Zentrale Gedenkveranstaltung gestern Abend – am 27. Januar, dem Internationalen Holocaust-Gedenktag – in der Rotunde des Museums für Kunst und Kulturgeschichte (MKK). Viele ernste bis grimmige Mienen. Ein nahezu unaussprechliches, weil historisch einmaliges Verbrechen in der Menschheitsgeschichte – der mit industrieller Kälte organisierte Massenmord an Menschen – fand damals vor 75 Jahren mit der Befreiung durch die Rote Armee in Auschwitz ein reales wie darüber hinaus symbolisches Ende. Gegen das Nicht-wahrhaben-Wollen, was einst geschah, und gegen Vernagelt-Ewiggestrige, die heute weiterhin Hass gegen alles Fremde säen, engagieren sich Dortmunder*innen der Mehrheitsgesellschaft und setzen ein Zeichen gegen Dummheit und Intoleranz, für eine vielfältige und solidarische Stadt. – Das musikalische Rahmenprogramm gestaltete die Pianistin Armine Ghuloyan (Klavier).
Oberbürgermeister Ullrich Sierau: Verpflichtung, „dass es nie wieder zum Faschismus kommen darf“
An diesem Abend in der Rotunde des MKK: Nachdenklichkeit, bedächtiges Schweigen unter den Zuhörer*innen, aber auch Entschlossenheit – sich ausdrückend etwa im Grußwort von Ullrich Sierau. Der Oberbürgermeister bekräftigt: sie alle fühlten sich verpflichtet, dafür einzutreten, „dass es nie wieder zum Faschismus kommen darf“.

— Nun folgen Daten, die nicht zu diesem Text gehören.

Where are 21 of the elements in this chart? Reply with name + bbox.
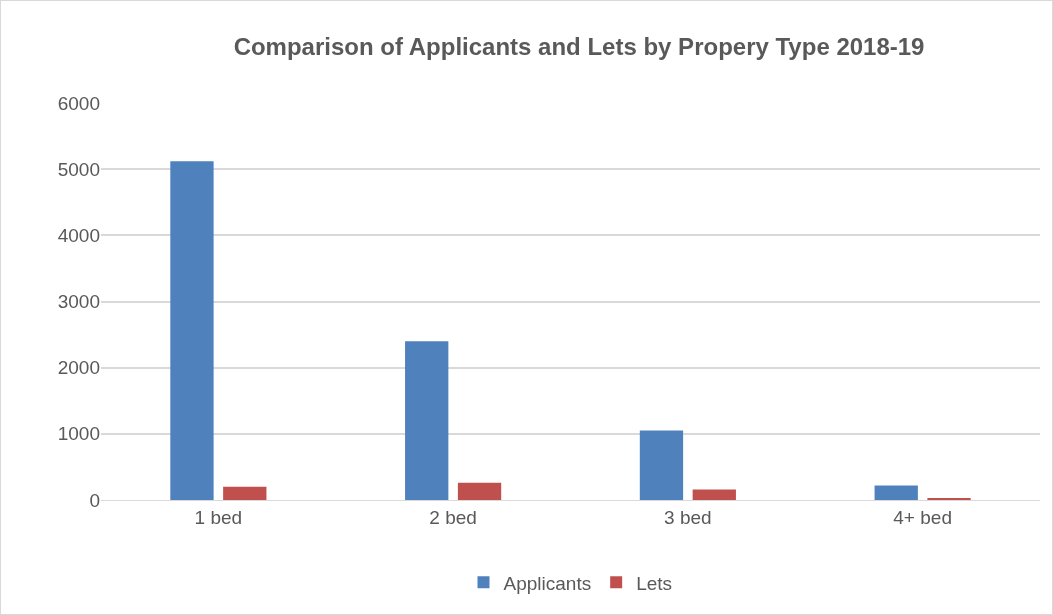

Mahnende wie hoffnungsvolle Erinnerung hat er auf dem Zettel: an das, was war, was ist und sein sollte. Was er in diesem Sinne weiter gestärkt wissen möchte, betrifft die Erinnerungsarbeit in Dortmund. Sierau erwähnt unter anderem die regelmäßigen Gedenken an die Novemberpogrome, den Antikriegstag, die Gedenkfeiern an die Opfer in der Bittermark kurz vor Kriegsende.
Dann ist da die Mahn- und Gedenkstätte Steinwache, es gibt überall in der Stadt verteilt die Stolpersteine und da ist letztlich auch Dortmunds Mitgliedschaft bei AMCHA (psychosoziale Hilfe für Überlebende von Krieg und Gewalt). Alles Institutionen, die bitter nötig sind. Denn, zitiert Ullrich Sierau den früheren Bundespräsidenten Roman Herzog: „Geschichte verblasst schnell, wenn sie nicht Teil des eigenen Erlebens war.“
Klare Kante gegenüber Diskriminierung, Rechtspopulismus, Rassismus und Antisemitismus
Rückt diese Geschichte in die Ferne, dann auch Auschwitz. Als ein Synonym. Für eine lange Liste dessen, dem entschieden entgegenzutreten ist: von unfassbarer Unmenschlichkeit bis zur ideologisch motivierten Perversion. Was hinzukommt: „Damals haben viele, viel zu viele weggeschaut. Das darf nie wieder passieren“, mahnt der OB.
Doch: Rassismus und Diskriminierung seien in Deutschland traurige Realität, umso erschreckender: Antisemitismus und Rechtspopulismus. Und deshalb umso wichtiger, dass sich junge Menschen auseinandersetzten. In diesem Zusammenhang: viel Lob für die Botschafter der Erinnerung, die sich dem Vergessen (aktiv und mit Engagement) widersetzen.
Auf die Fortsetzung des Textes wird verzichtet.